When pro-Trump extremists converged in Washington, D.C., on Jan. 6, 2021, they followed precedents that had been in the works for a long time.
In winter 1979, the American Agriculture Movement led a “tractorcade” from the Midwest and plains to the U.S. capital. AAM’s goal was to draw attention to the nation’s agricultural crisis. Since 1935, half of farms on the Great Plains had failed. Those who did not had to expand and become more dependent on loans and expensive equipment.
When grain and livestock prices fell in the 1970s, foreclosures became a common sight. So did closings of schools, small-town banks, and businesses. People left land and homes that had been family owned for generations.
With the Rev. Martin Luther King’s landmark March on Washington only 16 years past, AAM had good reason to think such a demonstration would succeed. But urbanites in the D.C. area proved unsympathetic.
When a blizzard hit the capital, farmers used their equipment to help plow the streets and get the city functioning. However, this tended to get lost amid news media accounts of snarled traffic and scarred lawns on the Mall. Headlines like “Harvest of Ill Will” and “The Farmers’ Tantrum” dominated national news.
Conservative columnist James Kilpatrick wrote: “By equating themselves with the hippies, yippies, long-hairs and loonies of the 60s, they have done a disservice to farming generally.”
The ideological trail that led to Jan. 6 began for many in the tractorcade’s aftermath.
After the negative publicity, more than half of AAM’s local chapters closed over the next two years. Some farmers started exploring alternate markets for their grain, such as gasohol. Others discovered common cause with feminists and civil rights advocates, whom they saw as fellow oppressed minorities. For a few, stubborn forms of rural nationalism and racist conspiracy theories became convenient ways to explain their predicaments.

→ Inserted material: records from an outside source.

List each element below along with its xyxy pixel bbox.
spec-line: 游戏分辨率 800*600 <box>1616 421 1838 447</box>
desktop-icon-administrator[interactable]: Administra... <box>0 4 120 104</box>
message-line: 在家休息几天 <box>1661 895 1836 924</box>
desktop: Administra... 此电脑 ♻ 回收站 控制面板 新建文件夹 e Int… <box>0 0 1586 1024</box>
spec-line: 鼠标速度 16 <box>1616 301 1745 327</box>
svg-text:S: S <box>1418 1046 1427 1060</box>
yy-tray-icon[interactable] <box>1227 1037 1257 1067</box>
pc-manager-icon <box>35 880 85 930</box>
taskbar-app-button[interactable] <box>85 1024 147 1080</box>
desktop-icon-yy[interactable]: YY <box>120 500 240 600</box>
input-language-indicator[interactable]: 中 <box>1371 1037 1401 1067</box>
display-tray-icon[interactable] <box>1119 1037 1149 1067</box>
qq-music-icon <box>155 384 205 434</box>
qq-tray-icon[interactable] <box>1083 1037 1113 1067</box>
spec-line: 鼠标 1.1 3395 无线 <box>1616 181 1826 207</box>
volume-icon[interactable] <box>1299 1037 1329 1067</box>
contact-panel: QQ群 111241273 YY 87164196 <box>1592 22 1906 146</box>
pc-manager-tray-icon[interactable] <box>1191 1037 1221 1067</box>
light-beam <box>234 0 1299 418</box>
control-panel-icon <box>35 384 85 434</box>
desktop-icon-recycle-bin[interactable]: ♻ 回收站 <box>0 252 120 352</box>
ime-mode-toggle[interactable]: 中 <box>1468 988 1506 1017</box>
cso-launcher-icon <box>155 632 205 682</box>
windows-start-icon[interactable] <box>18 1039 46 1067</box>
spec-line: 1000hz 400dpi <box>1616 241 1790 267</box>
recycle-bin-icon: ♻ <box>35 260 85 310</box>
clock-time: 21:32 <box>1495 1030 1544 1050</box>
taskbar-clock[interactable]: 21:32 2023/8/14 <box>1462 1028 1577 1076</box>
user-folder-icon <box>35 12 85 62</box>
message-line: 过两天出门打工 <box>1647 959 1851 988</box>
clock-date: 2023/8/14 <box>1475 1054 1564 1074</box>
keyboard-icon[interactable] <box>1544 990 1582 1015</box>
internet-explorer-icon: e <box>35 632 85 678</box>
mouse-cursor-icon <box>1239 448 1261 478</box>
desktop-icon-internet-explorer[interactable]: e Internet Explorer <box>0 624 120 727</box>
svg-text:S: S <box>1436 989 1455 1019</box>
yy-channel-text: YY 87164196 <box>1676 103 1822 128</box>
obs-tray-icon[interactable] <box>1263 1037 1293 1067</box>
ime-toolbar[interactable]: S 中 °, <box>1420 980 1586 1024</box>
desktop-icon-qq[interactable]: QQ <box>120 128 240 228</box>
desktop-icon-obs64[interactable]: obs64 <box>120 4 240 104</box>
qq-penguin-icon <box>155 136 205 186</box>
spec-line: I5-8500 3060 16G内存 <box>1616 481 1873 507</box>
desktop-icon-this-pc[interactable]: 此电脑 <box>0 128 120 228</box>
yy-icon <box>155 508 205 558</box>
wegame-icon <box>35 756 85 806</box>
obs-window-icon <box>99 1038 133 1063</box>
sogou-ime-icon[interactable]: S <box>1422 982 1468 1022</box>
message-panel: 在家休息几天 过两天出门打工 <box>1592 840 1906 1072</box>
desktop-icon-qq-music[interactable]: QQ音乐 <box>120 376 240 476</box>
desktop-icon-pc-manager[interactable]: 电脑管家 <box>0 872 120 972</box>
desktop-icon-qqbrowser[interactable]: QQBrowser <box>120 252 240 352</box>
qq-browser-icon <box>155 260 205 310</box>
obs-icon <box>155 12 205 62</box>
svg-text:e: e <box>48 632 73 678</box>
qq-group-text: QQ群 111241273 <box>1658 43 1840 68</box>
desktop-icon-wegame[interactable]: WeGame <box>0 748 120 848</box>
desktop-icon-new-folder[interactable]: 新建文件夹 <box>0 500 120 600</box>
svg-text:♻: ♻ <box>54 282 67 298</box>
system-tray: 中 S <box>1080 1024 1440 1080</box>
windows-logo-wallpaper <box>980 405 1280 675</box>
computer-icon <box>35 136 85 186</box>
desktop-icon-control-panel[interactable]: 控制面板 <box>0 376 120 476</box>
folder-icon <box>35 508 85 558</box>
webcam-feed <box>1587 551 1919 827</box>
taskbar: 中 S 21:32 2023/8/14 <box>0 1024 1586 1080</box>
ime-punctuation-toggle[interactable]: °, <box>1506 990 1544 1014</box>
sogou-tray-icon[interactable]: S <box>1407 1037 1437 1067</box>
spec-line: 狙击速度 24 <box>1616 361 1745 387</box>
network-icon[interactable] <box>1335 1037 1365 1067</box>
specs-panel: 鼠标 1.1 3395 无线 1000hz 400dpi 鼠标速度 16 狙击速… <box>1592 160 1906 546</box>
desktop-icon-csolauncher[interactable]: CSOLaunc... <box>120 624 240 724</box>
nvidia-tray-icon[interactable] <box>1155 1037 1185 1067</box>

Eastern Colorado and western Kansas played prominent roles. In January 1983, police used mace and tear gas to break up farmers who tried to force their way into the Baca County, Colorado, courthouse to stop a foreclosure auction. A year earlier, 56 people attended an “ecological seminar” near Weskan, on the states’ border, that taught camouflage, hand-to-hand combat, and construction of pipe bombs for home defense.
Through the 1980s, propaganda from the John Birch Society and the posse comitatus started finding its way onto kitchen tables and into after-church socials. Christian Identity literature described Kansas as the site of Armageddon’s “Battle of the Wheat Fields,” when farmers would make their stand against urban Black and Jewish people storming the countryside, looking for food.
In 1985, the FBI and Kansas Crime Prevention Association claimed that foreclosures in the Plains region elevated membership in paramilitary organizations to more than 2 million.
With some violent exceptions, the militia movement largely spent itself in the 1990s. But thanks to the rhetoric of charismatic politicians, its ideology of armed anti-government resistance and liberal-elite conspiracies, fomented in corrupt Eastern cities, found a home in mainstream conservatism during the decades ahead.
It would be a mistake to exaggerate the rural origins of the insurrection of Jan. 6. Many who stormed the Capitol that day came from cities and suburbs. They were factory workers, Realtors, IT technicians — hardly the kind of angry pickup-driving types often assumed in stereotypes about Trump supporters.
But that event did culminate from, and contribute to, a growing city-country split that becomes more evident with each election.
Kansas leaders ignore this history at their peril.